Friday, November 30, 2012

Dear President Obama,

Can something be done for February? It's clearly the runt of the monthly litter, and a sad, depressing little corner of the calendar as well. I propose giving it thirty days like other months. Take a day from January and another from March and give them to February. If any man possesses the necessary authority to rearrange the months it is you, Mr. President. March in particular has needed a good trimming for the longest time. Who wants an extra day of March? Not I. What I want, no, what I demand is two more days of February.

In fact, I think it would make the most sense, and I'm sure you will agree with me Mr. President, that only the finest months should be given an extra 31st day. I propose that you take May's 31st day and give it to June. That way all three summer months would have 31 days. October and December can keep their 31st day because of their inherent and obvious awesomeness.

And during a leap year we can still add a day onto February, which would go a long way towards making up for the years of abuse it has endured. Call it reparations if you wish.

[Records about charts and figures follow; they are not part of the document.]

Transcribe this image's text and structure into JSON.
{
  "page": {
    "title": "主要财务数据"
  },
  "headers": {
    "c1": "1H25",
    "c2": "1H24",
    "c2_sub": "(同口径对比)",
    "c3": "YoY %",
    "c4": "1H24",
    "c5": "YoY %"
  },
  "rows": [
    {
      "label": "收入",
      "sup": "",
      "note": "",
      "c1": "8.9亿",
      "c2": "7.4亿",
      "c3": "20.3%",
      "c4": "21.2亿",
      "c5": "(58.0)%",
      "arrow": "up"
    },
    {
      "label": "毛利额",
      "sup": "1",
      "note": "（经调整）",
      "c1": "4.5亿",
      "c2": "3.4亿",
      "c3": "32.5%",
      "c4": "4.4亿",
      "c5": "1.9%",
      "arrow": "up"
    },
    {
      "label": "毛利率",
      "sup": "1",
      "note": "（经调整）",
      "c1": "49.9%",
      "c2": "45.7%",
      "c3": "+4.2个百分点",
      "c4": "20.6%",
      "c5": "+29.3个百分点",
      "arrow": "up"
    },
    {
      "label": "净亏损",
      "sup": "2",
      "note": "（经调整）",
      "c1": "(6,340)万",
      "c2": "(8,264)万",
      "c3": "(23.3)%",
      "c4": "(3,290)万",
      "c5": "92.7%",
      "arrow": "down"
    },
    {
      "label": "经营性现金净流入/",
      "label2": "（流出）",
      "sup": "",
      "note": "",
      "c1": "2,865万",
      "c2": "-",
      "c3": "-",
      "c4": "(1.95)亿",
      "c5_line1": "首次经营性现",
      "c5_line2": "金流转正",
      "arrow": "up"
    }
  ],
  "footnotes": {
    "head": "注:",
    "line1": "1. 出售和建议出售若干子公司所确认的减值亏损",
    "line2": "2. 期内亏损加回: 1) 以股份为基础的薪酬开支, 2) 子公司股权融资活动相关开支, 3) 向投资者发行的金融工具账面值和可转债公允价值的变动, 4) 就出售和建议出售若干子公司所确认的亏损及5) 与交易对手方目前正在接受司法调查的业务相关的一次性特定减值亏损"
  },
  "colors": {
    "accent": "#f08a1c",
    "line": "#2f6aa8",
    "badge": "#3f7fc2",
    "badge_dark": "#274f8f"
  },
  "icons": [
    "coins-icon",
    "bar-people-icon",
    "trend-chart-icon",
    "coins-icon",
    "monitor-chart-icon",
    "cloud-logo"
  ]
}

As a well known champion of the little guy I am confident that you will take up February's cause. I thank you in advance for your support in this worthy effort.

Marlene Rini 


Marlene Rini said...

so this is what I get for criticizing your daily doings? I should have known there would be hell to pay!

Tom said...

Hey, buddy! My wife's birthday is on March 31st!

Josh Tate said...

Tom- Not anymore! Her birthday is now June 1st.

Josh Tate said...

Marlene- I thought it was a very well-reasoned and thoughtful letter you wrote.